1/20/1979
- NME (UK)
Review - Hope & Anchor (12/78)
Concert Review / by: Rich Joseph
1/20/1979 New Musical Express (12-19-78 Islington, England Show Review)
The Cure -
Hope and Anchor
This was a cruel date on The Cure's calendar.
Guitarist Robert Smith had flu and Lol Tolhurst's drumkit kept falling over. The
Hope's basement displayed the charm of a cross-Channel lorry deck, and the PA
vied with the gas heater in the inadequate stakes.
Ostensibly, The Cure had little going for them; yet they salvaged this
unluxurious event from oblivion, largely through their own embryonic musical
talent and their ability to inject a dose of enjoy-serum into the Mivvied
corpuscles of punters present.
Despite their charity-rack instruments, the band played a crisp set. Their sound
was compact and effervescent. Each song was a two-minute cameo of ferrous
punk rock. Their coup-de-gig was the Camus inspired ditty "Killing An Arab": a
zany crossbreed of 4/4 thrash and Moorish bazoukie fever.
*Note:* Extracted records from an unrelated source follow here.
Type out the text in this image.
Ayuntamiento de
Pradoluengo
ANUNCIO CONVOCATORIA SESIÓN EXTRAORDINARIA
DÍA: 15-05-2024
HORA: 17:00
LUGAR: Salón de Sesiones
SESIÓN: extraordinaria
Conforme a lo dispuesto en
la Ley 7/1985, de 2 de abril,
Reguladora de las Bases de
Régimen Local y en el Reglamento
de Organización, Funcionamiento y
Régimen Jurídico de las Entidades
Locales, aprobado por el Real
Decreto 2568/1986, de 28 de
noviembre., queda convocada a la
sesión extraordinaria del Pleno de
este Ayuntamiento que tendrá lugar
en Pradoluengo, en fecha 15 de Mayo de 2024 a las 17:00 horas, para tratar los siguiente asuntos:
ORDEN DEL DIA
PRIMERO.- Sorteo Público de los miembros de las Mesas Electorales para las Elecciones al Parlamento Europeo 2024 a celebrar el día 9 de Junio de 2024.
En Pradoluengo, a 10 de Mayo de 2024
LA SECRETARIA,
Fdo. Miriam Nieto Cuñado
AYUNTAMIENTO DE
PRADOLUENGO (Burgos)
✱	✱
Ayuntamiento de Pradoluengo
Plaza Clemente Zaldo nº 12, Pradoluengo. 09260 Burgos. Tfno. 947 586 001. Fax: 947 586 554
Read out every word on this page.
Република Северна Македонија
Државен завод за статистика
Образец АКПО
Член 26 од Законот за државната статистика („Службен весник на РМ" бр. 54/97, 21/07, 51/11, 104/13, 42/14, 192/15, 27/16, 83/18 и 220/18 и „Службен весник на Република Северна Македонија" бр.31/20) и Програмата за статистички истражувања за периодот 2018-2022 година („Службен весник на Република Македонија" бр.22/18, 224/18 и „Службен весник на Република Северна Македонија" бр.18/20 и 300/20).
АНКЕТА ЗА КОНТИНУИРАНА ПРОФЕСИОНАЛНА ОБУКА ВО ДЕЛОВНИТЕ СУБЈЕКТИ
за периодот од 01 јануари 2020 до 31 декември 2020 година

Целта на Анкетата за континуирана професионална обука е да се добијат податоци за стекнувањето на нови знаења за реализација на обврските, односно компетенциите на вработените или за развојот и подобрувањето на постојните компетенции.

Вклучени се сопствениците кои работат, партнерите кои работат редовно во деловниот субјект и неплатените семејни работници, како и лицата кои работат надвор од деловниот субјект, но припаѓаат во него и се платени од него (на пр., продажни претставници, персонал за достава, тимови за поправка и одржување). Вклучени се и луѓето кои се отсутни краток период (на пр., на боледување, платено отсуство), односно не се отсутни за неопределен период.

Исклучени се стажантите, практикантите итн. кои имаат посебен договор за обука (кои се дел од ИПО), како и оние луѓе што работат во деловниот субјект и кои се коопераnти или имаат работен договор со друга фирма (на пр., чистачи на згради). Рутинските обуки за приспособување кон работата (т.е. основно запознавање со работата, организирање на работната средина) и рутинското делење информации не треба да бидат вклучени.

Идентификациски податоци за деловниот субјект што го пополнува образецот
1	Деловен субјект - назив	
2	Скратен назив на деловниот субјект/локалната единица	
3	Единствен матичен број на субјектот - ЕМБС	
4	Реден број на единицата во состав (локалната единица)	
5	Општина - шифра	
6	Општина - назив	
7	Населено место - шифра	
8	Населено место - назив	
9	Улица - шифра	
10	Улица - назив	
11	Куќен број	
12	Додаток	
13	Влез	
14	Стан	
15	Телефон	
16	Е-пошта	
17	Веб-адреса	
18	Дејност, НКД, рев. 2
The Cure's novel approach to rock is emphasized by bassman Michael Dempsey's
skillfully versatile handling of lead and melody lines played over a rhythmic
drum / guitar backdrop. Intriguing, but it tended to make things top-heavy. Such
is the nature of three-piece dom: streamlined impact is often gained at the
expense of amplitude. The Cure are competent enough to add a fourth hand to the
crew without sacrificing the excitement and originality of their live
performance.
A youthful nervousness, dotted with moments of controlled deadpan enhanced their
stage presence; they played with sufficient enthusiasm to overcome the Spartan
test-tube conditions of this chilly niterie.
Hollering for two encores, the crowd risked frostbite to clap for The Cure.